Sunday, March 21, 2010
High Stakes Poker Pro and Stoxpoker.com Founder Nick Grudzien Cops to Online Cheating!
Grudzien played online using at least four different screen names: “gr3atvlewbr0”, “Knockstiff”, “bulltf0rdtuff”, and “40putts”. He admitted specifically to violating the terms of service of Full Tilt and PokerStars by playing on multiple accounts. He then resigned from Stoxpoker and announced he'll be taking “an indefinite break from playing any poker at all.” Sounds like Tiger Woods! But I hope he comes back before the Masters!...I mean Grudzien, not Woods...LOL!

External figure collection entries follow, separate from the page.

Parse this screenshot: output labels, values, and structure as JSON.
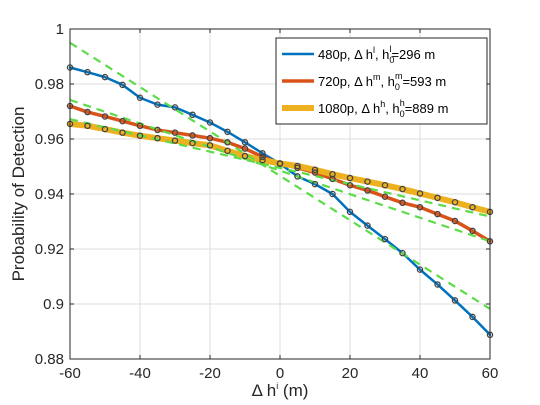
{
  "chart_data": {
    "type": "line",
    "xlabel_parts": [
      "Δ h",
      "i",
      " (m)"
    ],
    "ylabel": "Probability of Detection",
    "xlim": [
      -60,
      60
    ],
    "ylim": [
      0.88,
      1.0
    ],
    "x_ticks": [
      -60,
      -40,
      -20,
      0,
      20,
      40,
      60
    ],
    "x_tick_labels": [
      "-60",
      "-40",
      "-20",
      "0",
      "20",
      "40",
      "60"
    ],
    "y_ticks": [
      0.88,
      0.9,
      0.92,
      0.94,
      0.96,
      0.98,
      1.0
    ],
    "y_tick_labels": [
      "0.88",
      "0.9",
      "0.92",
      "0.94",
      "0.96",
      "0.98",
      "1"
    ],
    "grid": true,
    "legend_position": "top-right",
    "marker_style": "hollow dark circles on each series",
    "series": [
      {
        "legend_parts": [
          "480p, Δ h",
          "l",
          ", h",
          "0",
          "l",
          "=296 m"
        ],
        "color": "#0072BD",
        "line_width": 2.5,
        "x": [
          -60,
          -55,
          -50,
          -45,
          -40,
          -35,
          -30,
          -25,
          -20,
          -15,
          -10,
          -5,
          0,
          5,
          10,
          15,
          20,
          25,
          30,
          35,
          40,
          45,
          50,
          55,
          60
        ],
        "values": [
          0.986,
          0.9843,
          0.9825,
          0.9797,
          0.975,
          0.9725,
          0.9715,
          0.9688,
          0.966,
          0.9626,
          0.9588,
          0.9548,
          0.951,
          0.9464,
          0.9436,
          0.94,
          0.9335,
          0.9285,
          0.9236,
          0.9185,
          0.9125,
          0.9071,
          0.9013,
          0.8953,
          0.8888
        ]
      },
      {
        "legend_parts": [
          "720p, Δ h",
          "m",
          ", h",
          "0",
          "m",
          "=593 m"
        ],
        "color": "#D95319",
        "line_width": 3.5,
        "x": [
          -60,
          -55,
          -50,
          -45,
          -40,
          -35,
          -30,
          -25,
          -20,
          -15,
          -10,
          -5,
          0,
          5,
          10,
          15,
          20,
          25,
          30,
          35,
          40,
          45,
          50,
          55,
          60
        ],
        "values": [
          0.972,
          0.9698,
          0.9682,
          0.9665,
          0.9648,
          0.9633,
          0.9623,
          0.9613,
          0.9603,
          0.9588,
          0.9565,
          0.9535,
          0.9511,
          0.9495,
          0.9478,
          0.9455,
          0.9432,
          0.9413,
          0.939,
          0.9368,
          0.9352,
          0.9327,
          0.9302,
          0.9266,
          0.9228
        ]
      },
      {
        "legend_parts": [
          "1080p, Δ h",
          "h",
          ", h",
          "0",
          "h",
          "=889 m"
        ],
        "color": "#EDB120",
        "line_width": 6,
        "x": [
          -60,
          -55,
          -50,
          -45,
          -40,
          -35,
          -30,
          -25,
          -20,
          -15,
          -10,
          -5,
          0,
          5,
          10,
          15,
          20,
          25,
          30,
          35,
          40,
          45,
          50,
          55,
          60
        ],
        "values": [
          0.9655,
          0.9648,
          0.9636,
          0.9623,
          0.9612,
          0.9603,
          0.9594,
          0.9585,
          0.9577,
          0.9557,
          0.9538,
          0.9523,
          0.9511,
          0.9502,
          0.9488,
          0.9472,
          0.9458,
          0.9445,
          0.9432,
          0.9418,
          0.9402,
          0.9386,
          0.937,
          0.9352,
          0.9335
        ]
      }
    ],
    "reference_lines": [
      {
        "x": [
          -60,
          60
        ],
        "values": [
          0.995,
          0.8982
        ]
      },
      {
        "x": [
          -60,
          60
        ],
        "values": [
          0.9742,
          0.9228
        ]
      },
      {
        "x": [
          -60,
          60
        ],
        "values": [
          0.9672,
          0.9318
        ]
      }
    ],
    "reference_color": "#5BDC48"
  }
}
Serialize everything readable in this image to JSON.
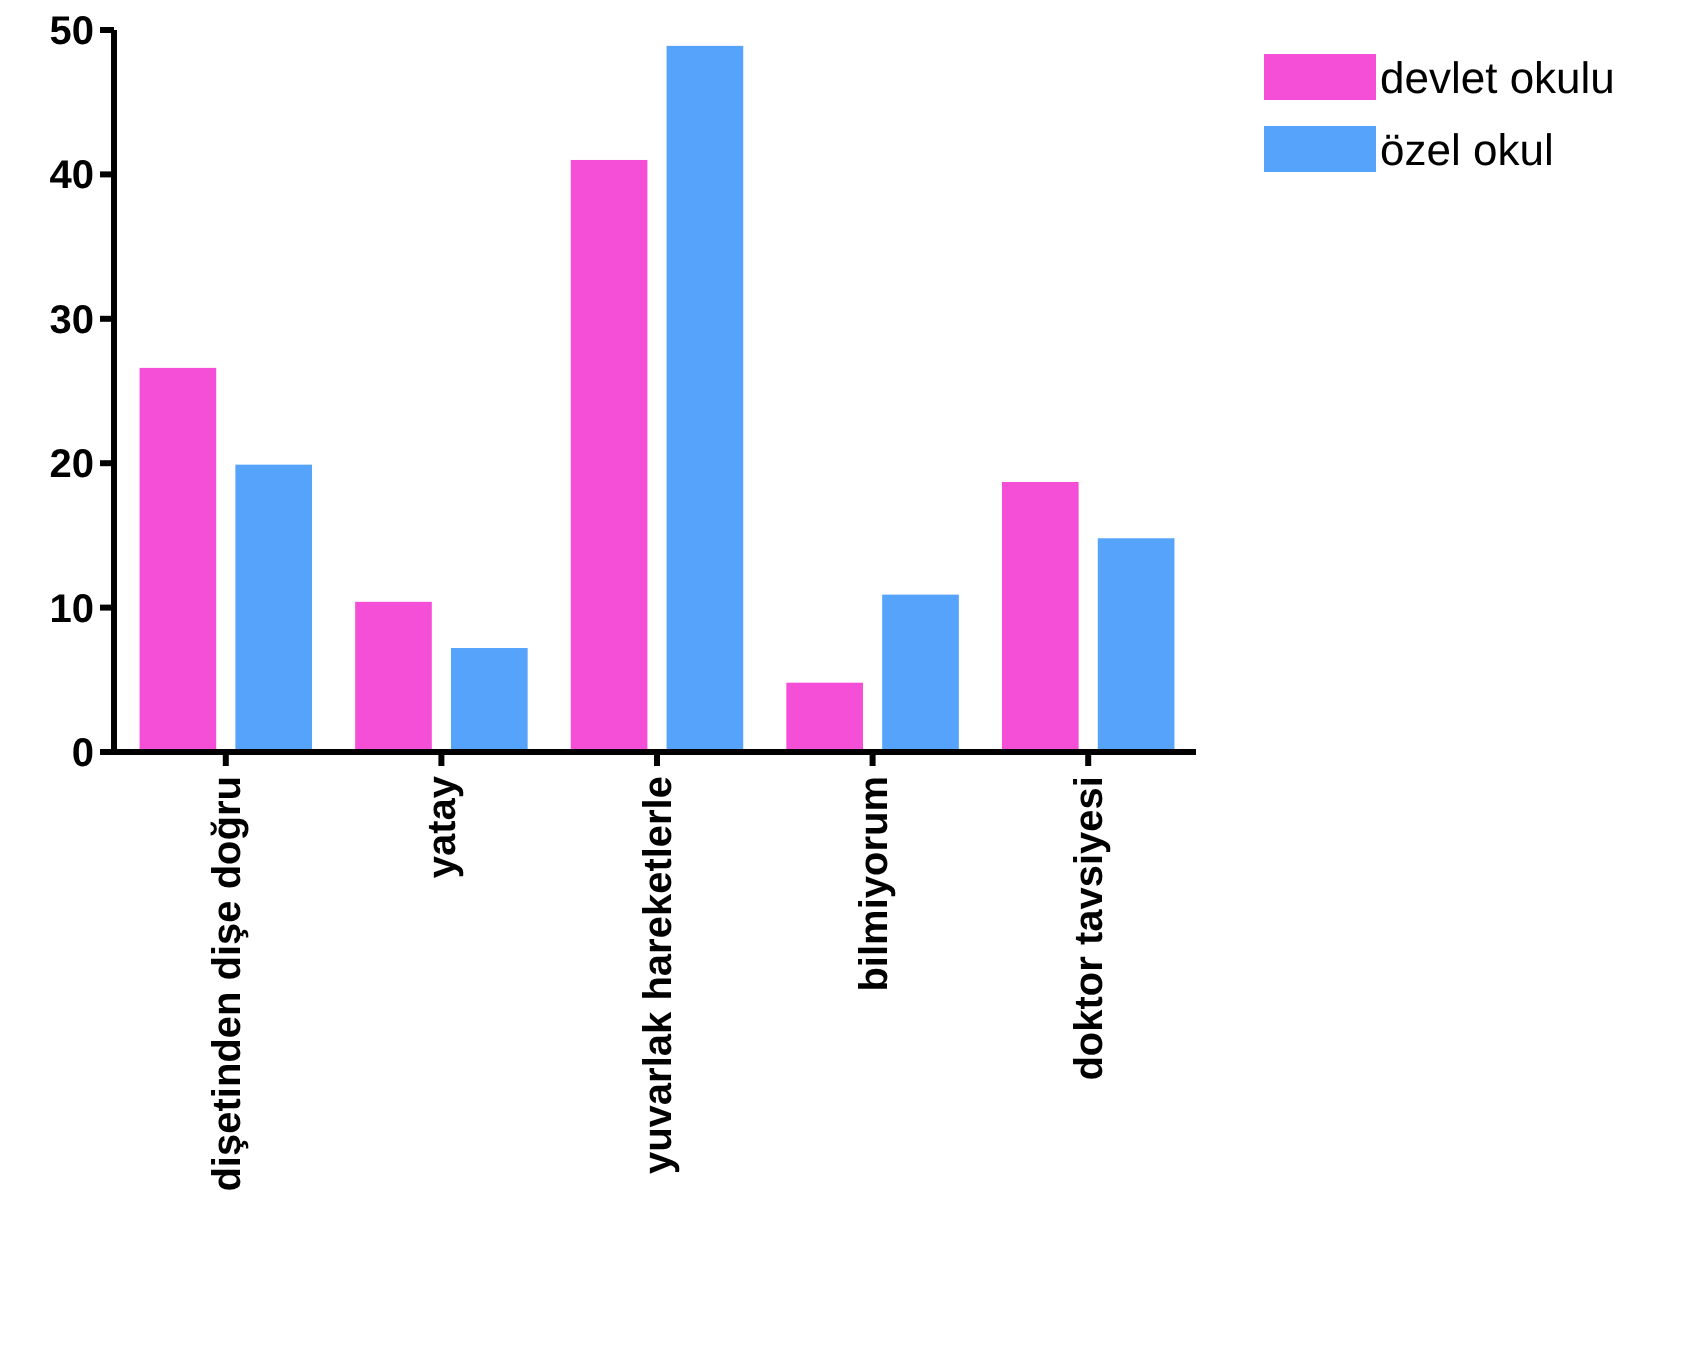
{
  "chart_data": {
    "type": "bar",
    "categories": [
      "dişetinden dişe doğru",
      "yatay",
      "yuvarlak hareketlerle",
      "bilmiyorum",
      "doktor tavsiyesi"
    ],
    "series": [
      {
        "name": "devlet okulu",
        "color": "#f54fd8",
        "values": [
          26.6,
          10.4,
          41,
          4.8,
          18.7
        ]
      },
      {
        "name": "özel okul",
        "color": "#55a3fb",
        "values": [
          19.9,
          7.2,
          48.9,
          10.9,
          14.8
        ]
      }
    ],
    "ylim": [
      0,
      50
    ],
    "yticks": [
      0,
      10,
      20,
      30,
      40,
      50
    ],
    "legend": "top right",
    "grid": false
  }
}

On his training site, Grudzien calls himself “one of the world’s best online professionals and accomplished author,” and says he´s won over $1 million in $500-$1000 limit games and $25-$50 no limit games. But he has often been accused of being a rat-holer at no limit, which is a player constantly playing with a short stack player who leaves the table each time he doubles up. Some think that Grudzien played on multiple accounts to conceal this method of playing.
But the collusion accusations against Grudzien are far more serious. Evidence that the account “40putts” and another player account “Kinetica” have been colluding is very strong according to online poker forums. So in effect, Grudzien could be guilty of multi-accounting and collusion play at the same time. The strongest evidence is that these two accounts have played more hands against each other than anyone else and that "40putts'" going to showdown percentage against Kinetica is far lower than against all other players, and that his cold-call to 3-bet ratio is at least thirty times higher against Kinetica than against all the others.
This is very strong evidence for me.
Grudzien claims he played on these accounts for only one month, saying that, “Since I have admitted to breaking the TOS of Poker Stars and Full Tilt Poker, I don’t plan on playing any poker until I receive communication from the poker sites that it is ok to do so.” Addressing the collusion accusations, he said, “At no point have I ever colluded. This is a categorical denial without exceptions.” Although he offered both sites to do a thorough investigation, he refused to post his hand histories and to allow his hands to be independently analyzed.
A short time later, Grudzien wrote that, “It is with a heavy heart that I must announce my resignation as a Stoxpoker coach today. I apologize for breaking site rules by having multiple accounts. I cannot say why I made that decision, but it is something that is ongoing and I cannot make public.” He explained that his unusually high number of hands with Kinetica was not collusion but rather the fact that they had discussed poker strategy and “practice similar table selection strategies.”
Accoring to his agreement with Stoxpoker.com, Grudzien was required to sell all his shares in the company upon his resignation. In his response, he said he resigned to protect the site from negative publicity and hopes to continue to contribute to it as a member, but not a representative.
My take: This guy is a MAJOR online poker cheat.